E acrescentam que a falta de aquiescência ao plano por parte de Amman e da Autoridade Palestiniana, de Mahmmoud Abbas, irritou tanto o príncipe herdeiro saudita como o genro de Trump, Jared Kushner.

“Viam-nos como os libaneses”, confirmou ao The Guardian um empresário saudita, sobre a liderança jordana. “Por receberem muito sem dar nada em troca. O novo regime (de MBS) queria um retorno do investimento. Ele e Kushner aproximaram-se devido a esta forma de pensar”.A amizade entre o príncipe saudita e o genro judeu de Trump ter-se-á desenvolvido e aprofundado durante longos serões em tendas erguidas no deserto saudita, refere o jornal britânico.

Em 2020 ocorreu um dos maiores triunfos desta estratégia de aproximação, a assinatura dos Acordos de Abraão em 2020, de reconhecimento de Israel por parte dos Emirados Árabes Unidos, do Bahrein, do Sudão e de Marrocos.

"Estavam desesperados para realizar isto e não hesitaram em chantagear tanto amigos como inimigos", afirmou uma fonte dos serviços de informação norte-americanos ao Guardian. "Para os Emirados foram os F-35. Para o Sudão, a retirada da lista de terror. O prémio, para ambos, foi o patrocínio americano e a experiência técnica israelita".

O mandato de Trump, contudo estava a terminar. As fontes do The Guardian afirmam que, a ter conseguido ser reeleito, o Presidente teria levado até ao fim os planos concertados com Riade para acabar com a resistência jordana, eventualmente substituindo o Rei Abdullah II.
Outra versão
Oficialmente, a Jordânia afasta estes cenários e prefere preservar os laços com os sauditas.

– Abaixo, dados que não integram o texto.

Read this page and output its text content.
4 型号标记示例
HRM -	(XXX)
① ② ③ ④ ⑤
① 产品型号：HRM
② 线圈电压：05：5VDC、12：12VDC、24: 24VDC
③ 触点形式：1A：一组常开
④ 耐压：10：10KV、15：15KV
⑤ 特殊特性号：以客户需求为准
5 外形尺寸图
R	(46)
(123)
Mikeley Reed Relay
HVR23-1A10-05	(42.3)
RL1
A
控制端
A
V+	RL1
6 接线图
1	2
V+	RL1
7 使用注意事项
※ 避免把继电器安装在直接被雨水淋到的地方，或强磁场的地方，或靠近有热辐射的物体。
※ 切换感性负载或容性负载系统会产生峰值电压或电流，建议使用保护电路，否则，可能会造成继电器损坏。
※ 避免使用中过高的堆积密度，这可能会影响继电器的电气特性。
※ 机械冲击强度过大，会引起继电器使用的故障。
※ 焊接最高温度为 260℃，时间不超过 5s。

Fontes dos serviços de informação do reino referem por exemplo que o telefonema revelador da embaixada dos EUA na Jordânia ao GID resultou de contactos dos conspiradores para conseguirem apoio a Hamzah, o que seria estranho se o plano resultasse de pressão norte-americana.

As provas recolhidas sobre o conluio, afirmam ainda, revelam reuniões com um máximo de sete envolvidos a nível de cúpula governamental ou de 15 a nível tribal, tendo existido ainda tentativas de envolver a numerosa comunidade palestiniana do país. Tudo aponta para um plano a longo prazo, longe dos alegados interesses sauditas e da Administração Trump para se desfazerem rapidamente de Abdullah II.

As pressões seriam outras.

Fontes bem colocadas na Administração norte-americana confirmaram ao jornal britânico que nos meses finais de 2020, houve contactos por parte desta para saber que áreas de financiamento à Jordânia estavam fora da alçada do Congresso, sendo por isso mais facilmente suspensas ou cortadas sem debate.

“A conclusão é que Trump perdeu e tudo se desmoronou”, referiu uma fonte dos serviços de informação regionais. “Se tivesse sido reeleito, esta seria uma região muito diferente”.